犠牲者の中には、ブラジルU-17代表のGKクリスチャン(15)や、ボランチのリケルモ(16)ら、将来を嘱望されていた有望な若者が少なくなかった。
クリスチャンは自宅がリオ市内にあり、いつもは選手寮に寝泊まりしていない。しかし、親友のCBアルトゥール・エドゥアルド(やはり事故の犠牲になった)が寮生で、事故の翌日に15歳の誕生日を迎えることから、彼のために仲間と一緒にサプライズ・パーティーをしてあげようと考えて、この夜だけ選手寮に泊まった。それが彼の命を奪うことになった。

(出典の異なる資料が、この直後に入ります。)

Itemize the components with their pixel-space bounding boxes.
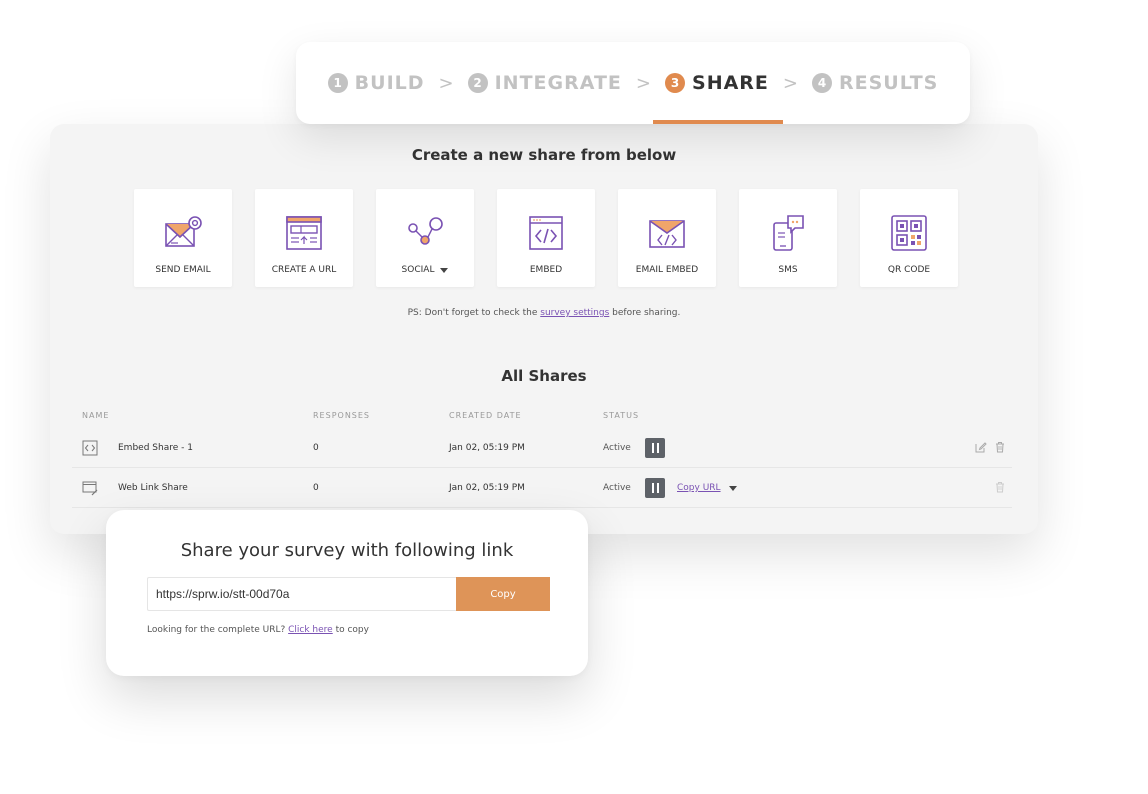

この国の大多数の男の子の夢は、プロのフットボール選手になること。そのためには13歳前後でビッグクラブの下部組織に入ることが近道で、名門中の名門、フラメンゴのU-15やU-17に在籍することは、それだけでひとつのステータスだ。
彼らの誰もが近い将来にプロ契約を結び、トップチームの試合に出場して活躍し、いずれは欧州でのプレーやブラジル代表入りを夢見ていたに違いない。その夢を実現するため、10代前半で親元を離れ、時にはホームシックに襲われて涙を流しながら、それでも歯を食いしばって練習に励んでいたはずだ。その夢が、突然、思いもしなかった事故によって絶たれてしまったのだ。
今回の事故は、シャペコエンセの悲劇とはまた違った意味で、ブラジルのフットボール界に大きな衝撃を与えた。今後、事故の詳しい原因や背景が究明されるはずだが、犠牲者の冥福と負傷した3人の回復、そしてもう二度とこのような痛ましい事故が繰り返されないことを祈りたい。